Fireworks fly when Lady Rose goes to a dance, immediately attracting a lower-class beau.
Naturally she can't divulge the truth. "My name's Chelsea Barnacle!" she says. "My parents are Fred and Ginger Barnacle, long-time hoofers who appeared in 'Tapping Your War Wounds Away,'" she says. "I'm an audiologist and part-time undersecretary to the Director of Defense," she says. "I work at Downton Abbey!"
Oops.
Anybody who's ever been to a bar knows this isn't a mistake actual people make. It's not hard to make up a workplace. Horse's Head Tavern. The Bureau of Incidental Furnishings. Margarine: A Unique Boutique. It's like only writing down two digits when you give somebody a fake phone number. Still, we're shocked when the man appears at the Abbey to reconnect with the lass. It's the first time somebody's been manly on Downton Abbey since Carson and Lord Grantham's periods synced up.
Lady Grantham needs a new lady's maid, since the last one left during the hiatus. This subplot sags a bit. They ask around, ask some more, then put a sign in a shop window. Hours pass. Anyone entertained by this segment of the program would be on the edge of their seat perusing Craigslist.
Finally a woman of questionable repute appears. "You should hire me," she tells Lady Grantham. "Look -- I have a reference from a member of your staff!"
"Why not?" asks Lady Grantham. I mean sure, the letter could have been forged, but who's got the time to double-check? She's got stationery to scent and harpsichords to pluck.
Now master-less, Molesley takes a job tarring the street, becoming the first working-class character on TV who absolutely could not get laid. The job doesn't suit him: in his head he's training parakeets. Sad-sack Isobel Crawley spots him and knows she must act. She wants to give him money ... but how? He'd never accept charity.
The saintly Bates comes up with a strategem. They'll forge an IOU saying Bates owes Molesley 3000 pounds, then get the cash from Maggie Smith. It works perfectly. When presented with the IOU, the money and the explanation that everybody just plain forgot about the loan, Molesley happily accepts what would be $42,500 in today's currency. "Wow," he says, "whaddaya know?"
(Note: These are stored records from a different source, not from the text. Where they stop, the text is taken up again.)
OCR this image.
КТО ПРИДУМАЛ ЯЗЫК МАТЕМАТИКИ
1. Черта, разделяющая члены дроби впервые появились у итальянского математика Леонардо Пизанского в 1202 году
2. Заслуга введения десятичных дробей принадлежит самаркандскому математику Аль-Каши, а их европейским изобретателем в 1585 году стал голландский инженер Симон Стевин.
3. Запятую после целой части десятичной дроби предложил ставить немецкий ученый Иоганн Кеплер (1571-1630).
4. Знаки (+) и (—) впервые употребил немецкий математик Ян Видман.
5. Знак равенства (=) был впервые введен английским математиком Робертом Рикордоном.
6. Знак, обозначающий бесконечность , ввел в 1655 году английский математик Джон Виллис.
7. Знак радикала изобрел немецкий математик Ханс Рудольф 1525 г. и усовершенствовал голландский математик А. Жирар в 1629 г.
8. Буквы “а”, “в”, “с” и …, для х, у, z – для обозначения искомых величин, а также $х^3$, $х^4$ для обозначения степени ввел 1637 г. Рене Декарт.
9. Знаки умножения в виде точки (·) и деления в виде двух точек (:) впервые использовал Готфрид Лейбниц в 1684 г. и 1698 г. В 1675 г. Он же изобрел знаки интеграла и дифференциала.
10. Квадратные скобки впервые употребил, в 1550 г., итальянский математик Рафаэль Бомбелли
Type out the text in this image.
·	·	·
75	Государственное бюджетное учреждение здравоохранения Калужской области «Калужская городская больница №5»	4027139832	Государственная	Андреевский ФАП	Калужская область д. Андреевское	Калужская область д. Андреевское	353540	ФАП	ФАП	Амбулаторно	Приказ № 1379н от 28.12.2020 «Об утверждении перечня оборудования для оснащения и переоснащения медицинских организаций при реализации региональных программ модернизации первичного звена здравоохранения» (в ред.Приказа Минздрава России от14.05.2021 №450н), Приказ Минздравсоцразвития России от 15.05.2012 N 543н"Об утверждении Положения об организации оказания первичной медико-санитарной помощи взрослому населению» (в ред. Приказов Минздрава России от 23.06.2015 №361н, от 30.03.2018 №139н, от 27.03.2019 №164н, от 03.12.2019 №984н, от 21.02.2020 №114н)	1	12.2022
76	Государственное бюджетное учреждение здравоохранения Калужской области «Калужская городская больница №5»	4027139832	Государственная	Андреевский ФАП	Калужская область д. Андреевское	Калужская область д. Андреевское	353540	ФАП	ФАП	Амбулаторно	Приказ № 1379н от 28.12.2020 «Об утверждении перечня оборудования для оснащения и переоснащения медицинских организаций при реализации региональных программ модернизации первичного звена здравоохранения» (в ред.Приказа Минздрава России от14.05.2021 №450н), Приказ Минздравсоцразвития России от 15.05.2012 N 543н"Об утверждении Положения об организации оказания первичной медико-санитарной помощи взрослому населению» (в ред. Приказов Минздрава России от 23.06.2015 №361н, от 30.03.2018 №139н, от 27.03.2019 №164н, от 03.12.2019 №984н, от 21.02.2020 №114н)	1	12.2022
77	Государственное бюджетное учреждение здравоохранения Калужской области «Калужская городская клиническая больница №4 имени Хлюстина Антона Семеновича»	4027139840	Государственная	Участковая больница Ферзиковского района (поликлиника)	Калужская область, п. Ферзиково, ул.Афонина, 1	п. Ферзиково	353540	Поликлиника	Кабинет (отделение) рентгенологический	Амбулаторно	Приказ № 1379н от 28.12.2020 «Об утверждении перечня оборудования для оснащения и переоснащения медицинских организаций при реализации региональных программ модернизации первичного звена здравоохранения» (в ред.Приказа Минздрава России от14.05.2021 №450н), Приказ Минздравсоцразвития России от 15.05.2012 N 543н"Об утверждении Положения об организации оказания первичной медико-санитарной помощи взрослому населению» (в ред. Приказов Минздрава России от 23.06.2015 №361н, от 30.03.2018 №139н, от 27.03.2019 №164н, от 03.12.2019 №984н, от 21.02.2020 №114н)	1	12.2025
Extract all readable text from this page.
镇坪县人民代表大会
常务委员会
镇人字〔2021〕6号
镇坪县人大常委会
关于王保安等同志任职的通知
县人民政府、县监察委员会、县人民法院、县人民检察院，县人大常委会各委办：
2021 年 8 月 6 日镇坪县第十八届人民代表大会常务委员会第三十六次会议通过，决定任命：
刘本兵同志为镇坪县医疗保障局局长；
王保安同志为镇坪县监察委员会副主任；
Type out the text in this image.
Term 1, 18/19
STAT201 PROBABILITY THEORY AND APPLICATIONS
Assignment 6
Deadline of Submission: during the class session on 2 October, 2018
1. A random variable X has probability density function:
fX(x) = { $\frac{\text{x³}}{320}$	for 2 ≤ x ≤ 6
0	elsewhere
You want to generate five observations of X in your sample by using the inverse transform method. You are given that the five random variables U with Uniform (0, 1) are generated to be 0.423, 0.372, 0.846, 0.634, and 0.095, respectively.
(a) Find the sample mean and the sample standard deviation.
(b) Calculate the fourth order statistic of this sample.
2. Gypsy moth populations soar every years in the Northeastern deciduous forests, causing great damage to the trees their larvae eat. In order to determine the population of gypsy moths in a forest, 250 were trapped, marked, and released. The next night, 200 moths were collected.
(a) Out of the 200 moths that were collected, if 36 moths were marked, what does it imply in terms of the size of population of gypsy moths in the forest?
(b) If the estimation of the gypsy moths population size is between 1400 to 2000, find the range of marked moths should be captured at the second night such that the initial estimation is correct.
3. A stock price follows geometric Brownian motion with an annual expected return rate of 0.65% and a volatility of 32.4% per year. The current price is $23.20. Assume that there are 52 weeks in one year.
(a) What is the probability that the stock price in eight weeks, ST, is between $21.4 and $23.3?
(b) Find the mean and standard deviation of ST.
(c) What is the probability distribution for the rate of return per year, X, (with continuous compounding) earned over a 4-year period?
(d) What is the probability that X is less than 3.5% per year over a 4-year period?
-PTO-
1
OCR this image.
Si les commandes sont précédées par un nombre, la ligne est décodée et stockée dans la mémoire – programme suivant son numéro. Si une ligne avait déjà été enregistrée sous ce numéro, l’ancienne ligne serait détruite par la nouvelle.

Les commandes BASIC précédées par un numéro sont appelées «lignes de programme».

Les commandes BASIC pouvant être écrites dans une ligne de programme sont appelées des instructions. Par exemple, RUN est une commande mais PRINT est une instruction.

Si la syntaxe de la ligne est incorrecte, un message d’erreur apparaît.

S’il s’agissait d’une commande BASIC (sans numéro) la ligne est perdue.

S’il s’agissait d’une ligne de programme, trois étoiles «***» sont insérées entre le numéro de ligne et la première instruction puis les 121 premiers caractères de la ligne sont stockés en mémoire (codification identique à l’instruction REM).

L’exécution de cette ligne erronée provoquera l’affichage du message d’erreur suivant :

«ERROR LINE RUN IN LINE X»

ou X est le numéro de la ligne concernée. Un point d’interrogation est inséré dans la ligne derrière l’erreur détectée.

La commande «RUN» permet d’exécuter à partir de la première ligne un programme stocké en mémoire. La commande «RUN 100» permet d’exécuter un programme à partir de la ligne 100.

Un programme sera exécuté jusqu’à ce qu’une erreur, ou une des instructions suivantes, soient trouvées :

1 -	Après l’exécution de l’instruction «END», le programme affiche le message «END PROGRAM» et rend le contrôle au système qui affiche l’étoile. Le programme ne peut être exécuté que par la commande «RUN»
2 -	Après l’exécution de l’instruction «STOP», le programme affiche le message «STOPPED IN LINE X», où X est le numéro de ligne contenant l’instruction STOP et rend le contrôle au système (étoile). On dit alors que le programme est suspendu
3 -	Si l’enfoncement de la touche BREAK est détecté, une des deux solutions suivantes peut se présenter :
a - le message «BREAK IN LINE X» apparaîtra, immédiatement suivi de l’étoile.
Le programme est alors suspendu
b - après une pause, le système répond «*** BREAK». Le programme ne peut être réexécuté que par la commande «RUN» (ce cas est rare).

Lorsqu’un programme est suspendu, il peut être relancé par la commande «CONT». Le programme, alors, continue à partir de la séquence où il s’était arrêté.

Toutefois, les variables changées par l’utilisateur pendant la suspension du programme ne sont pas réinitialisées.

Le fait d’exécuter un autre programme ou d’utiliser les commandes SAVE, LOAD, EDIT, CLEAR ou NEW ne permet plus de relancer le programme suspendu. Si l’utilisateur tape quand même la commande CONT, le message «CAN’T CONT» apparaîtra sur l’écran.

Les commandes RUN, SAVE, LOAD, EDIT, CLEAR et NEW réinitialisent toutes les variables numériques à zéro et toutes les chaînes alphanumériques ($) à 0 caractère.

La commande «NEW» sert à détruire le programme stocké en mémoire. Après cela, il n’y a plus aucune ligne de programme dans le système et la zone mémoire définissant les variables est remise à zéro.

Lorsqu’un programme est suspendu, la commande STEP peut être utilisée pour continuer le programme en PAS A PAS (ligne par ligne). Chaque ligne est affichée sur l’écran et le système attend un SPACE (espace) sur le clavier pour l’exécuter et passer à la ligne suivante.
We sense that the new, chubby nanny has a hidden secret -- and she's in charge of the manse's innocent lambs. Our suspicions are confirmed when she tells one of the babies it's a "half-breed." She has us hissing at the screen until she gets canned six seconds later. "YOU'RE FIRED!" screams Lady Grantham. "GET YOUR THINGS AND GET OUT!" "Sorry," says the Bond-worthy villain in valuable seconds she could be using to overturn the bassinet, "my bad."
Carson gets an odd note in the mail. He goes pale reading it. "NO!" he shrieks. "NOOOOO!" He clutches his chest and, with eternally-nosy Mrs. Hughes watching, he crumples the note, tosses it in the trash, and immediately exits stage left. It's a bit hard to admire a TV series that would be four minutes long if somebody'd had a paper shredder.
In the end, though, mostly what we feel is frustration. After busybody Isobel Crawley fetches the writer of the crumpled note, we discover that he'd once had a song-and-dance act with Carson, à la I Love Lucy's Mertz & Kurtz. Carson refuses to meet him. We don't care either way, but now we're waiting for the stiff old codger to break into song. Perhaps the crowd downstairs could coax him into singing "Am I Blue (Or Is It The Ammonium Nitrate I Use To Clean Lord Grantham's Hat)?" Maybe during dinner he could break into "By The Light Of The Silvery Moon (I See A Chip In The Soup Tureen. You Are SO Fired, Layabout!)."
After 182 minutes of talking about responsibility comes four minutes of violins. Carson finally goes to meet his ex-partner as the man is catching a train to Scotland. Seems they'd fought over a lady. "She told me she'd really loved you, and regretted losing you," Kurtz says.
Carson thinks about wiping away a tear, but this is a TV railway platform so there are three extras nearby. "Gosh," he says, as he heads back to a stack of cummerbunds that need cleaning, "who'd-a thunk it?"
Still, kudos to the creators. They certainly got the series back on track. After waiting nearly a year for Downton Abbey to return, it only took two hours to reignite the exact same feelings we had at the height of the last frenzied season:
Could. Not. Give. A. Fuck.
2 comments:
Brillliant. And mean. Unbeatable combination! I look forward to weekly recaps now.
Meanwhile, did Downton Abbey take a huge leap forward in time? I thought it was the Victorian era, and now one of them is a flapper. Next season I'm half expecting Lady Mary to win a badonkadonk contest.